Taking derivatives of the log likelihood with respect to each of the parameters would result in a system of equations that could be solved for the MLEs: \({\hat{\phi}_1, \ldots, \hat{\phi}_p, \hat{c}, \hat{\sigma}^2}\).

Estimating \(AR\) Models¶

The exact likelihood is a bit cumbersome and maximization requires specialized numerical methods.

It turns out that the least squares estimates obtained by fitting a regression of \(Y_t\) on \(Y_{t-1}, \ldots, Y_{t-p}\) are almost identical to the MLEs (they are called the conditional MLEs).

Estimating \(AR\) Models¶

The exact MLEs can be obtained with the \(\mathtt{arima}\) function in \(\mathtt{R}\).

The conditional (least squares) MLEs can be obtained with the \(\mathtt{lm}\) function in \(\mathtt{R}\).

Which \(AR\)?¶

How do we know if an \(AR\) model is appropriate and which \(AR\) model to fit?

After fitting an \(AR\) model, we can examine the residuals.

The \(\mathtt{acf}\) function in \(\mathtt{R}\) can be used to compute empirical autocorrelations of the residuals.

If the residuals are autocorrelated, the model is not a good fit. Consider increasing the order of the \(AR\) or using another model.

Which \(AR\)?¶

Suppose \(Y_t\) is an \(AR(2)\) process:

\[\begin{split}(Y_t - \mu) & = \phi_1 (Y_{t-1} - \mu) + \phi_2 (Y_{t-2} - \mu) + \varepsilon_t.\end{split}\]
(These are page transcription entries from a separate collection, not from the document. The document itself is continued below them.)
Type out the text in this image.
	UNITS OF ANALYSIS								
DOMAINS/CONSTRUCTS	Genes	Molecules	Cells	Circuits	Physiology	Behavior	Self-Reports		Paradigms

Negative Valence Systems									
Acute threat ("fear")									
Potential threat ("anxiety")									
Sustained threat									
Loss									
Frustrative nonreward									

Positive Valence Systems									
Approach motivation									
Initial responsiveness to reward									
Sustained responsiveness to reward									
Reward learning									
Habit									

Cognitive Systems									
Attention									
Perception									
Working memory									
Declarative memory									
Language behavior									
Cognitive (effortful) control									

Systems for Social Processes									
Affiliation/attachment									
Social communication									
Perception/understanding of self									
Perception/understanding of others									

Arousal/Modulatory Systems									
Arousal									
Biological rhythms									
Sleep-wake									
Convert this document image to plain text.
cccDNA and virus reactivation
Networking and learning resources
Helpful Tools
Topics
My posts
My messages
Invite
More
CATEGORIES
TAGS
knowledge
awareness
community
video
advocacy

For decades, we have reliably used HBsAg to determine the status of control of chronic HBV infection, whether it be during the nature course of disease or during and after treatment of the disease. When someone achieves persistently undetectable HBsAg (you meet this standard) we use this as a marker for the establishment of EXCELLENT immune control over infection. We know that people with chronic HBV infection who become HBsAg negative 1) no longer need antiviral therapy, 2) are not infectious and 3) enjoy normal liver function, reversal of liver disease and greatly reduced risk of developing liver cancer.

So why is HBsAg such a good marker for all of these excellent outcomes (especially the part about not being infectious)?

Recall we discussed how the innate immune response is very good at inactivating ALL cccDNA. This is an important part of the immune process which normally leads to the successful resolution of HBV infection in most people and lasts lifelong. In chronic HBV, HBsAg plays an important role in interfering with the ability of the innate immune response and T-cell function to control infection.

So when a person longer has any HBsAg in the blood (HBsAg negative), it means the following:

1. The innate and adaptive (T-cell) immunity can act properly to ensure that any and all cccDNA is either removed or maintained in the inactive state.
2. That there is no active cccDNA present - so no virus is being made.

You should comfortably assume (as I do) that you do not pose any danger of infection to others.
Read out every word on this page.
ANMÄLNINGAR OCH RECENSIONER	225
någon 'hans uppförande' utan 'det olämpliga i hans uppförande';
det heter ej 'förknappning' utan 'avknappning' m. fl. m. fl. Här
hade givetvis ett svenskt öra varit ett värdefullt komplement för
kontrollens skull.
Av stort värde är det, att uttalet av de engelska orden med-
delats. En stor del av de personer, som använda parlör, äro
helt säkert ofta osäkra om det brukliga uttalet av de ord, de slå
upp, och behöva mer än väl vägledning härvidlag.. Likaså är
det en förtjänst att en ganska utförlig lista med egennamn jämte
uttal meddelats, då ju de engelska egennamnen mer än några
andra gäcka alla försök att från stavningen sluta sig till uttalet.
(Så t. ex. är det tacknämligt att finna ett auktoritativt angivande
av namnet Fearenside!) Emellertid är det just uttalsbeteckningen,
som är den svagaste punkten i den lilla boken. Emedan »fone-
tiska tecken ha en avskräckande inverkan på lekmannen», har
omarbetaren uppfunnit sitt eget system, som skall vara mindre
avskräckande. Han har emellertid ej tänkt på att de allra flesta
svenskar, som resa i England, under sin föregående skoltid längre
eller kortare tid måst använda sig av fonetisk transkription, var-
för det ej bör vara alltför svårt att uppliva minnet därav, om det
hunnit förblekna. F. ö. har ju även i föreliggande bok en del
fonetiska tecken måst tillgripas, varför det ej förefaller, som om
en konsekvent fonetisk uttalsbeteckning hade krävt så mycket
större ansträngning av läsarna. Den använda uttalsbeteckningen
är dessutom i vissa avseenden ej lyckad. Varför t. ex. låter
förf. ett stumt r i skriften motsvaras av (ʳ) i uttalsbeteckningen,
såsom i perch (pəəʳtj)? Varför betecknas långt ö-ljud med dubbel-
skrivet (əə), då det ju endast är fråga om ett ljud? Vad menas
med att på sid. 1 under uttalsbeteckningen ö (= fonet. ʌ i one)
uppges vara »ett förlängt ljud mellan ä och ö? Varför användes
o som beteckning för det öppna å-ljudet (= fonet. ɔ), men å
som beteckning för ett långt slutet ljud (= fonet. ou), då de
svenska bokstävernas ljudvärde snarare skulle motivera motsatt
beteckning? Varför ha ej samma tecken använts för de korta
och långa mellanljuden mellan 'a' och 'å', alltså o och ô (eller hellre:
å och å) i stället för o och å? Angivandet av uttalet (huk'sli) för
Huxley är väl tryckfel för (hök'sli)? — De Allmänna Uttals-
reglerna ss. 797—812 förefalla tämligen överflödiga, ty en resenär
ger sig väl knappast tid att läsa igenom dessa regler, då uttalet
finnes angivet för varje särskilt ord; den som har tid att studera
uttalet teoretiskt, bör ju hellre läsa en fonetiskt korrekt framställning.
If we estimate an \(AR(1)\) model using the data, then for large sample sizes \(\hat{\mu} \approx \mu\) and \(\hat{\phi} \approx E[\hat{\phi}] = \phi^* \neq \phi_1\).

Which \(AR\)?¶

The resulting residuals would be

\[\begin{split}\hat{\varepsilon}_t & = (Y_t - \mu) - \phi^*(Y_{t-1} - \mu) \qquad \qquad \qquad \qquad \qquad\end{split}\]

\[\begin{split}& = \phi_1(Y_{t-1} - \mu) + \phi_2(Y_{t-2} - \mu) + \varepsilon_t - \phi^*(Y_{t-1} - \mu)\end{split}\]

\[\begin{split}& \quad \enspace \, = (\phi_1 - \phi^*)(Y_{t-1} - \mu) + \phi_2(Y_{t-2} - \mu) + \varepsilon_t - \phi^*(Y_{t-1} - \mu).\end{split}\]

Even if \(\phi^* = \phi_1\), the residuals will exhibit autocorrelation, due to the presence of \(Y_{t-2}\).

Which \(AR\)?¶

The \(\mathtt{auto.arima}\) function in \(\mathtt{R}\) estimates a range of \(AR(p)\) models and selects the one with the best fit.

\(\mathtt{auto.arima}\) uses the Akaike Information Criterion (AIC) or the Bayesian Information Criterion (BIC) to select the model.

Minimizing AIC and BIC amounts to minimizing the sum of squared residuals, with a penalty term that is related to the number of model parameters.